The foregoing objects and advantages of the invention are yet further attained by providing a method of analyzing a target component comprising the steps of: contacting a solution or dispersion of a target component with an amount of magnetically responsive microbeads having a coating with a binding affinity for the target component, aspirating the solution or dispersion through a tube having a filter device and collecting the beads on the filter device, positioning an end of the tube in an inlet of an analytical device; and eluting the target component from the beads directly into the analytical device and analyzing the target component. The contacting step is for sufficient time for the target component to bind to the beads.
The foregoing objects and advantages of the invention are further attained by providing an apparatus for recovering an amount of magnetically responsive beads from a liquid. The apparatus comprises a vessel for Containing a liquid having an amount of magnetically responsive beads; and a probe mounted for reciprocating movement into and out of the vessel. The probe is capable of selectively producing an electromagnetic field. The probe has a top end and a bottom end land a collar coupled to the top end.

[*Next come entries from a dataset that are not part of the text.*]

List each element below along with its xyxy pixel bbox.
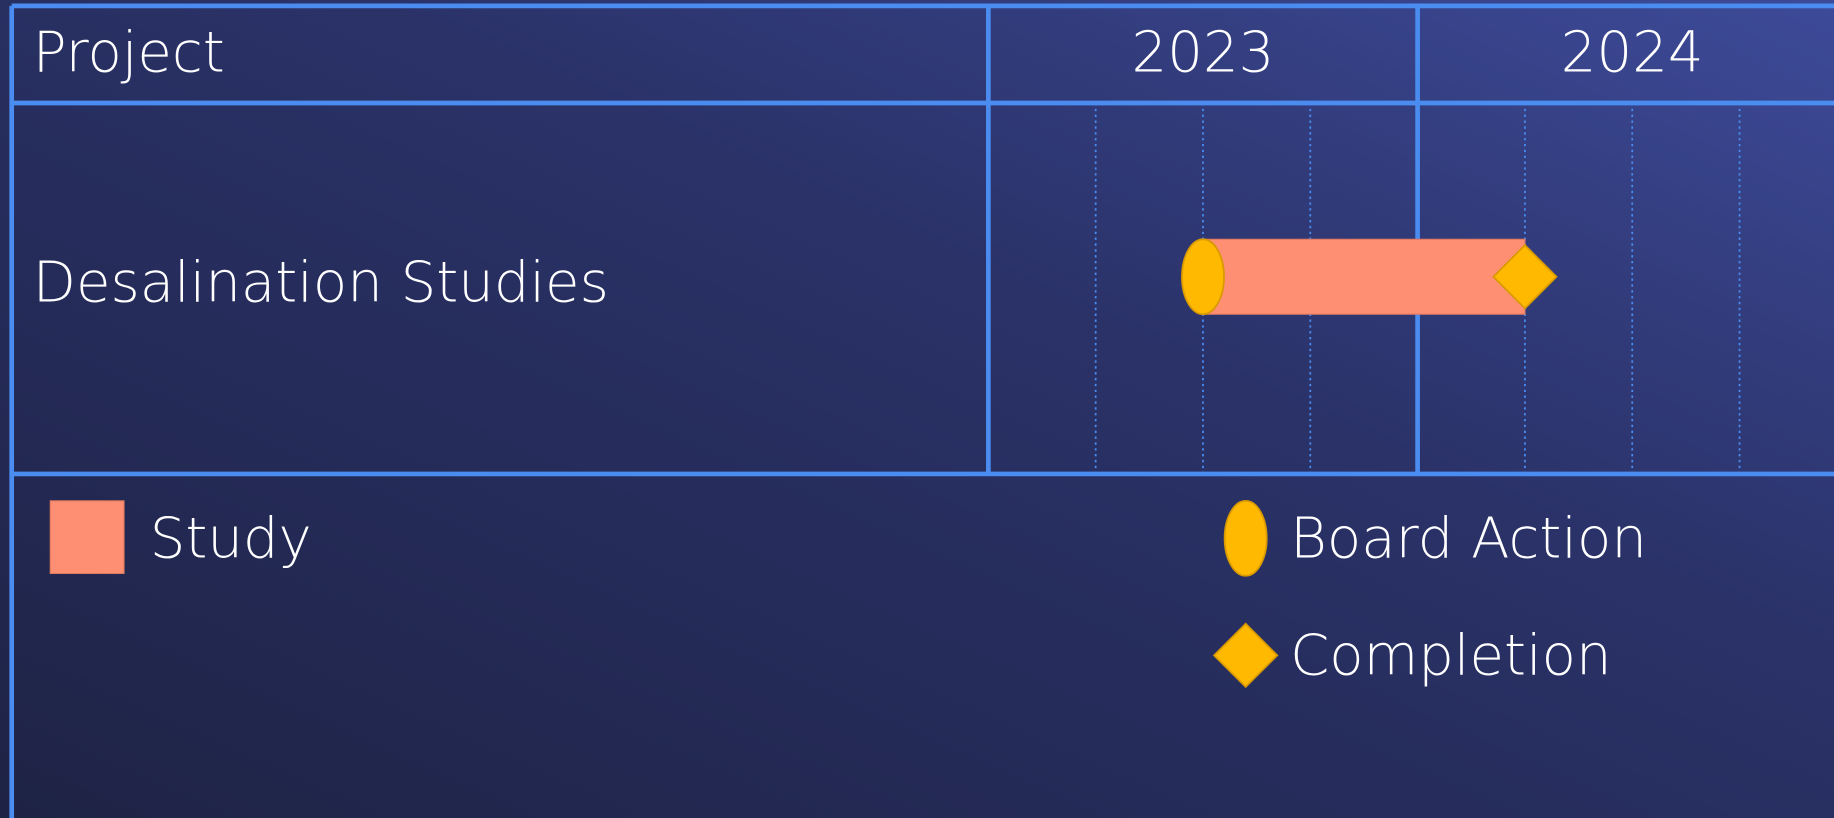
year-label: 2024	[1561, 21, 1704, 86]
year-label: 2023	[1132, 21, 1275, 86]
legend-label: Board Action	[1290, 506, 1647, 571]
legend-label: Study	[150, 506, 312, 571]
task-label: Desalination Studies	[33, 251, 609, 316]
legend-symbol	[1223, 499, 1268, 577]
legend-swatch	[49, 500, 125, 575]
legend-label: Completion	[1290, 623, 1611, 688]
task-bar	[1202, 238, 1526, 315]
milestone	[1492, 243, 1558, 310]
header-label: Project	[33, 21, 225, 86]
milestone	[1181, 238, 1225, 316]
legend-symbol	[1212, 622, 1279, 689]
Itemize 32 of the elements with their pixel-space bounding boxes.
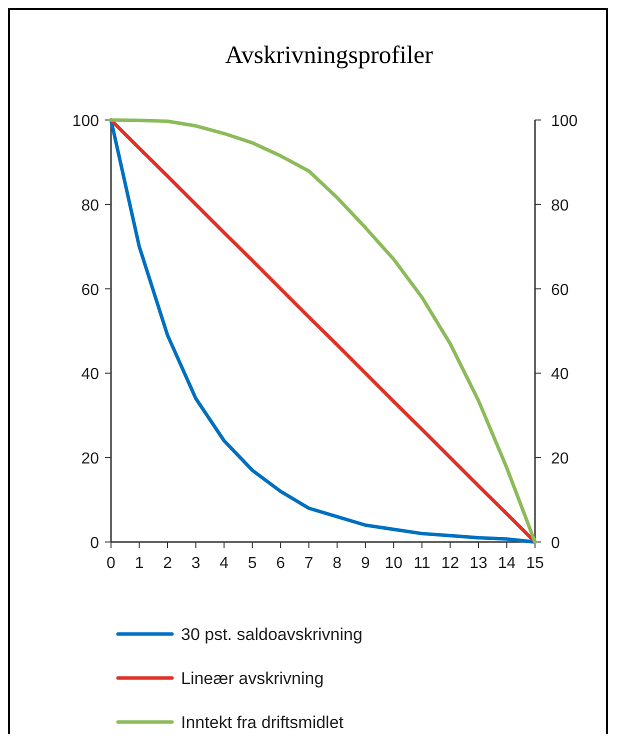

The foregoing objects and advantages of the invention are still further attained by providing an apparatus for separating a target compound from a solution or dispersion. The apparatus comprises a first vessel for containing a first electrically conductive liquid; a second vessel for containing a second electrically conductive liquid, the second liquid containing the target compound; a first electrode positioned in the first vessel for making electrical contact with the first liquid; a second electrode positioned in the second vessel for making electrical contact with the second liquid; a porous member coupled to the second vessel for separating the first liquid from the second liquid while allowing an electric current to pass between the electrodes; an amount of magnetically responsive beads having a coating of material with an affinity for the target compound; the beads being positioned on the porous member, and an electrical power source for producing an electric current between the electrodes to cause the target compound to migrate toward the beads to bind with the coating material.
The foregoing objects and advantages of the invention are further attained by providing an apparatus for separating a target compound from a solution or dispersion. The apparatus comprises a hollow tube having a first open end and second open end, and has an axial passage between the first end and the second end; a porous filter member disposed in the axial passage; an aspirating device coupled to the second end of the tube; and a magnet for producing an electromagnetic field in the axial passage for capturing magnetically responsive beads.
The foregoing objects and advantages of the invention are further attained by providing an apparatus for transferring magnetically responsive beads. The apparatus comprises a first vessel having a closed bottom end and an open top end, the first vessel being dimensioned for containing a liquid containing an amount of magnetically responsive beads; a second vessel having a closed bottom end and an open top end, the open top end of the second vessel being in communication with the open top end of the first vessel; and a first magnet for capturing the beads from the first vessel and transferring the beads to the second vessel.